Gráfico 2:Perdas de postos de trabalho da economia americana
Estes números são particularmente preocupantes para a Administração Trump, pois apesar do governo federal ter incrementado os benefícios sociais para os recém- desempregados, é inevitável que muitos deles sofram uma grande quebra de rendimentos e percam o seu seguro de saúde (normalmente custeado pela entidade empregadora) num momento particularmente crítico! Note-se ainda que nos EUA apenas uma, por vez pequena, parte dos trabalhadores são elegíveis para o subsídio em caso de perda de emprego (e mais uma vez esse número varia muito de estado para estado)! A taxa de elegibilidade da Carolina do Norte é a mais baixa do país - apenas 10.5% dos trabalhadores desempregados recebiam no final de 2019 subsídio de desemprego, enquanto em Nova Jersey (o estado com melhor cobertura) 52% dos desempregados recebiam subsídio:
Gráfico 3: Taxa de elegibilidade por Estado
Não é difícil de antever que, devido à quebra de rendimentos, o consumidor americano (o mais relevante para a procura mundial de quase todos os bens e serviços) vai alterar os seus hábitos de consumo e restringir compras e as principais empresas cotadas irão sentir uma redução nas suas vendas neste trimestre e muito provavelmente no próximo. A perda de rendimentos também inevitavelmente originará um aumento do incumprimento no pagamento dos créditos por parte de muitas famílias, quer do crédito pessoal, quer do crédito habitação, colocando o sistema bancário e o mercado imobiliário sob pressão.

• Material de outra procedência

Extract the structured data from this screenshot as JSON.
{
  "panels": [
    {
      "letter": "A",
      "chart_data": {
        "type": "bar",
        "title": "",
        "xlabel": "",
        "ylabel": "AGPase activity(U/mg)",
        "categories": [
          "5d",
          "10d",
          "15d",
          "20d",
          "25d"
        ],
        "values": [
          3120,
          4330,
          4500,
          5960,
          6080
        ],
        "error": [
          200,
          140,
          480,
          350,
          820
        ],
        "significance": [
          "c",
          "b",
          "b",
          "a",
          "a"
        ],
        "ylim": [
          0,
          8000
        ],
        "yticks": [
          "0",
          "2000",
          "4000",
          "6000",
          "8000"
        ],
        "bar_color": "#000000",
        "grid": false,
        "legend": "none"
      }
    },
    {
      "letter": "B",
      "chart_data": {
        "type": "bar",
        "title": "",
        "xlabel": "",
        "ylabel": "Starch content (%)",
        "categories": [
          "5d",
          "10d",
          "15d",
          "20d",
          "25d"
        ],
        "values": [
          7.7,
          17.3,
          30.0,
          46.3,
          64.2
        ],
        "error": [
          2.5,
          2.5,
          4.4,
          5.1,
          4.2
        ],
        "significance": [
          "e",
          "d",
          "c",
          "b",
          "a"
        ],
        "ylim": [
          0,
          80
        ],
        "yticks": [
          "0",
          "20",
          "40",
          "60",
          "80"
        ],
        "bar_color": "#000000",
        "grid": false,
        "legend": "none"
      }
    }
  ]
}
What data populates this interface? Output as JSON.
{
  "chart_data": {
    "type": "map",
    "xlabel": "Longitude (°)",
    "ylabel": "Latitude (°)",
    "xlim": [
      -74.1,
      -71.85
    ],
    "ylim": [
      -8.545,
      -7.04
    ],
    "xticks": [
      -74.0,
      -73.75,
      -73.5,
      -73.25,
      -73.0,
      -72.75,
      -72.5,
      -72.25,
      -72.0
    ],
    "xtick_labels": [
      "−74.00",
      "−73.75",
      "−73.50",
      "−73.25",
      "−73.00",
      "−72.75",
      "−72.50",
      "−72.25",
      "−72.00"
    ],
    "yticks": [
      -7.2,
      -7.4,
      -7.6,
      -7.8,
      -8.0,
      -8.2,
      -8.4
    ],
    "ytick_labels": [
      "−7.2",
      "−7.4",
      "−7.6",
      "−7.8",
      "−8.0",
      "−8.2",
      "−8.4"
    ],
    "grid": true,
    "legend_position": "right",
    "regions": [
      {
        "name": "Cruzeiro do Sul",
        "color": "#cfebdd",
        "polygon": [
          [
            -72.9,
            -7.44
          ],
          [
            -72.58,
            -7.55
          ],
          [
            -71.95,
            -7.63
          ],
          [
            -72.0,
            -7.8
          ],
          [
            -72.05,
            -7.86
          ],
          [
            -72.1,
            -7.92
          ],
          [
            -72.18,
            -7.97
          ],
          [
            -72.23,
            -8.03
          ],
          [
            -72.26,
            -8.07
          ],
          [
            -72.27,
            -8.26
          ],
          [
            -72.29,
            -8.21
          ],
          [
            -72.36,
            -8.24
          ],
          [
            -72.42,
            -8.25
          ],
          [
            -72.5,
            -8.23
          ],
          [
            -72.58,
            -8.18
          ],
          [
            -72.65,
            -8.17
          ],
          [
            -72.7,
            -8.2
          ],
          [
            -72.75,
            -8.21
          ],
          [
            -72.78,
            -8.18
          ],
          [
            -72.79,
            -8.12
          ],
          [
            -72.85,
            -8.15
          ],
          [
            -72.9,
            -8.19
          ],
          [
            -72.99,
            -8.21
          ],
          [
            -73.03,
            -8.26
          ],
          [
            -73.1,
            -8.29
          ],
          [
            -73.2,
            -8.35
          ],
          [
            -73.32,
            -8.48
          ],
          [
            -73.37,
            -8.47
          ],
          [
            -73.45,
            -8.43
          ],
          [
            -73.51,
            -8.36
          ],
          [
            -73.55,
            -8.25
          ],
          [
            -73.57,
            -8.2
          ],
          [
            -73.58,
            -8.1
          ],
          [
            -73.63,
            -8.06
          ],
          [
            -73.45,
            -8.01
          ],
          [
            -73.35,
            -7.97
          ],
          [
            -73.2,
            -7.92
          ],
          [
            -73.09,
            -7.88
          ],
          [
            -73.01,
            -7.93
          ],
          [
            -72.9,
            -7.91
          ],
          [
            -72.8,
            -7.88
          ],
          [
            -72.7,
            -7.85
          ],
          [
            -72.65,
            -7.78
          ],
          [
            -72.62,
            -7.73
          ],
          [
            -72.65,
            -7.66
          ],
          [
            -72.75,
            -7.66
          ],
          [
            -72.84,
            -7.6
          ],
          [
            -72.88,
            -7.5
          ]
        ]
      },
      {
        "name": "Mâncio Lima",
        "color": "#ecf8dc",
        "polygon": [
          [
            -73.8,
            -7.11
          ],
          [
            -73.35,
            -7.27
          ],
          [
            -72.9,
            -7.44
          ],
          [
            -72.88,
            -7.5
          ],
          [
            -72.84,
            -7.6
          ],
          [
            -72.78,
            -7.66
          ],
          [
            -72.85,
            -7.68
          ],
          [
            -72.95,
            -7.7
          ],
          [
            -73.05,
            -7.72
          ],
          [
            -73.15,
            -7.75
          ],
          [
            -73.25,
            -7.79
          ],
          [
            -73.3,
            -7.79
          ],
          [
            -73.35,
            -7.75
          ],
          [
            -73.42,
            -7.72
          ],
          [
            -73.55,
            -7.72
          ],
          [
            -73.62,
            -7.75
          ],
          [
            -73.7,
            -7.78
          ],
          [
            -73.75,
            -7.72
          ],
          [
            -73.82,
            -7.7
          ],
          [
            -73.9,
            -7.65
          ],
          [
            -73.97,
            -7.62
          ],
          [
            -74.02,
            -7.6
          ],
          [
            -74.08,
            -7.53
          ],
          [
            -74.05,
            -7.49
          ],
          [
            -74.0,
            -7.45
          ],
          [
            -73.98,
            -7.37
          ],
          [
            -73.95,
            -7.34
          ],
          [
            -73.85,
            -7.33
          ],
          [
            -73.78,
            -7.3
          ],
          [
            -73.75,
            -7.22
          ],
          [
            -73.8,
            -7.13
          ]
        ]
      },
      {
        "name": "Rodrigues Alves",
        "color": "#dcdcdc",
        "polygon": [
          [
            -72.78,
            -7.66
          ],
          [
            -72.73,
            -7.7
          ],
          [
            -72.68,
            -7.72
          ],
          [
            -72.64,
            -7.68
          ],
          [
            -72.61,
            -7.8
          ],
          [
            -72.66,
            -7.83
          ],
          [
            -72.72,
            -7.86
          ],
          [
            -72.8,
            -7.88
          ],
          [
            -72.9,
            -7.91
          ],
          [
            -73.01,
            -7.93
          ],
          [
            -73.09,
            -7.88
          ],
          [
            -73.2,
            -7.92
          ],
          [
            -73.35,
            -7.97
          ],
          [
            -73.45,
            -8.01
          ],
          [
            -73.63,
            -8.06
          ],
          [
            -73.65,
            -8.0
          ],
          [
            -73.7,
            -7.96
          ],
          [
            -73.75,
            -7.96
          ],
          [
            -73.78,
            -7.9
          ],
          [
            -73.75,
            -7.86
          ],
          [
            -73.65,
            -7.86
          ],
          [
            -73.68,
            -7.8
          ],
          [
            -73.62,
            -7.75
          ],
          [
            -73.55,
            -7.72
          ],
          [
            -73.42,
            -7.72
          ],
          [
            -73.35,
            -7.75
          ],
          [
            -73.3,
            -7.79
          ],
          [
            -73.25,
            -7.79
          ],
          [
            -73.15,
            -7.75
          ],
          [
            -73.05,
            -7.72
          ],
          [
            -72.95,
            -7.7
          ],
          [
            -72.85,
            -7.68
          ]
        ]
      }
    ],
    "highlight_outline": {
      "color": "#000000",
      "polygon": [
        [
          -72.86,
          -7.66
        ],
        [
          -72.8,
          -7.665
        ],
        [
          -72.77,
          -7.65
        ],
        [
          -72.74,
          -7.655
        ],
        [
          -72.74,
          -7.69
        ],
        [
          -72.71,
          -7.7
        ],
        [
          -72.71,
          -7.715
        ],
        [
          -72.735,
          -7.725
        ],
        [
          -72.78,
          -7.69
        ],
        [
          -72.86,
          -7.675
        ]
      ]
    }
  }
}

Por todos estes motivos, os números de desemprego americanos são altamente preocupantes e têm o potencial para causar danos profundos na economia americana (e mundial). Todavia, as características da economia americana, designadamente a flexibilidade laboral, também potencia uma recuperação célere quando o contexto se alterar, mas tudo vai depender da dinâmica e da duração do shutdown provocado por esta pandemia.
E esta é a principal motivação para a retórica de Donald Trump que tem insistido numa rápida reabertura da atividade económica em todo o país, uma vez que teme os efeitos políticos desta crise e a sua não reeleição nas Presidenciais de novembro!